Corporate media has been captured by powerful interests. Giant networks compete for ratings and audience share. It is in this playing field that news is no longer factual reporting, but an enterprise that has to have drama with news presented in soap-operatic fashion in order to survive the ratings war. The more blood and gore the better; the more scandal the merrier. Gone are the days of the boring talking heads on TV. The era of live reports, embedded reporting and editorialized anchoring has taken root. News personalities have become endorsers not only of particular political perspectives, but even of particular product brands, even as they become brands themselves.
Media became a powerful political institution that acquired enormous influence in shaping the political agenda. It can make governments and break presidents.
It is this media representation that bred resistance from those who refuse to be taken in by its control and influence. The onset of social media is the single most powerful counter-force that emerged to challenge the power of traditional media. With cheap smartphones and free internet, the base for citizen engagement in the production of public discourse widened, and the monopoly of media over the production of facts and truths has been effectively challenged.
BBC, Rappler, Ressa and some elitist political analysts try hard to make sense of the predicament that traditional media is facing, and have accused social media, particularly Facebook, of undermining the factual basis of democracy. They forget that such factual basis has long been undermined by corporate and traditional media, where money and power, which people like Loida Nicolas-Lewis wield, have co-opted and bought.
Traditional media loves to point to the presence of accountability and editorial control which they say will always protect the integrity of news from credible sources. This led to the creation of a false dichotomy between responsible reportage and irresponsible trolling. Some journalists think they are legitimate just because they have an office and an editorial mechanism, and that they are members of some press club, yet are in fact acting like the trolls they love to bash.
Trolling is not just about anonymously bashing public posts in social media. Trolling is also seen in a relentless campaign to paint one political personality, or a particular event, in a bad light.
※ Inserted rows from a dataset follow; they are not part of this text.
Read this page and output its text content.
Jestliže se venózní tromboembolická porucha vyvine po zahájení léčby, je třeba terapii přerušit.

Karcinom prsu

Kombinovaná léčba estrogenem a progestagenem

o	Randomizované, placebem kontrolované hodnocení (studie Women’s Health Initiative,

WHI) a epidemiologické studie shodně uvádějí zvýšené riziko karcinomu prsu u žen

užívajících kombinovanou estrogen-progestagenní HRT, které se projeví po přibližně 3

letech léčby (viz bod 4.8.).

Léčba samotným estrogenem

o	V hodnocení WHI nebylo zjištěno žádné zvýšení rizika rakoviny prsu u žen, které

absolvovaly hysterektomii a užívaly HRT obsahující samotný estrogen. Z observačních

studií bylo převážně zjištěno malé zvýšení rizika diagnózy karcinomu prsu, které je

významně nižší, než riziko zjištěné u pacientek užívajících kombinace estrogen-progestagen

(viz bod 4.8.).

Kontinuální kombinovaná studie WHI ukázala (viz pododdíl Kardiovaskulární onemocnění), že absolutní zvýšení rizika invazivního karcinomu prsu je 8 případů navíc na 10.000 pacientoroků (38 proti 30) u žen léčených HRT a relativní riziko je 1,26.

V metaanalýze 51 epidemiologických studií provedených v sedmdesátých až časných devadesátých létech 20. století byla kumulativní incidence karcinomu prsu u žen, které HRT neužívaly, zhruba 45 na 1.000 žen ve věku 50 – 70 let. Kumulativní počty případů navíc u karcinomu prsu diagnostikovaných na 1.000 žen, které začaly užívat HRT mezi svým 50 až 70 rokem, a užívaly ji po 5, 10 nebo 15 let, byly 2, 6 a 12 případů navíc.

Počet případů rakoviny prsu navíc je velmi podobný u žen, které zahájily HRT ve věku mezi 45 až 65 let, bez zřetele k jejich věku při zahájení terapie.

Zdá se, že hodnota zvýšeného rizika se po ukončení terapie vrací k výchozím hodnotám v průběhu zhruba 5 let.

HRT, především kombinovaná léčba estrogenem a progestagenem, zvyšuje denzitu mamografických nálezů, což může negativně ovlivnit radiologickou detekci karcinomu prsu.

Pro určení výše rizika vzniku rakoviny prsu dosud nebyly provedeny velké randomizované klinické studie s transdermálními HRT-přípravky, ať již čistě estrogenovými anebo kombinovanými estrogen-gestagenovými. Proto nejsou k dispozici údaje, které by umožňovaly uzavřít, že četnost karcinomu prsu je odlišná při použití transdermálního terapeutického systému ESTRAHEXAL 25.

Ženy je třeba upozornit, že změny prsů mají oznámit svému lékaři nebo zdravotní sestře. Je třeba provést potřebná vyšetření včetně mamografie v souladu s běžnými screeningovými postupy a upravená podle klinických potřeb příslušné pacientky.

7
Rappler has in fact trolled Bongbong Marcos and Jojo Binay.
The pretense by corporate media that they have quality controls embedded in their editorial mechanisms that vet the news falls flat in the face of the fact that their editors have their own political preferences, though they try hard to deny this. Reporters and anchors unabashedly display their politics when they editorialize in their reports, or in posts in their own social media accounts.
In contrast to the trolls in social media, those done by people in established media platforms is the kind of trolling that can be dangerous, for it is imbued with a sense of denial, if not arrogance, stemming from professional expertise, born of a sense of entitlement to facts and truth.
It is this kind of media practice that rich people like Loida Nicolas-Lewis attempts to buy, control or influence.
And this is an assault on democracy too.
Recently, the New York Times translated into Filipino a piece critical of President Duterte, a highly unusual practice for a newspaper of its nature. One has to wonder what gives, or who gave.
Contrary to what has been falsely claimed by some analysts, social media is not destroying democracy. Instead, it is turning democracy into a discursive battleground for the production of truth and facts, by giving notice to people like Loida Nicolas-Lewis that they better watch out.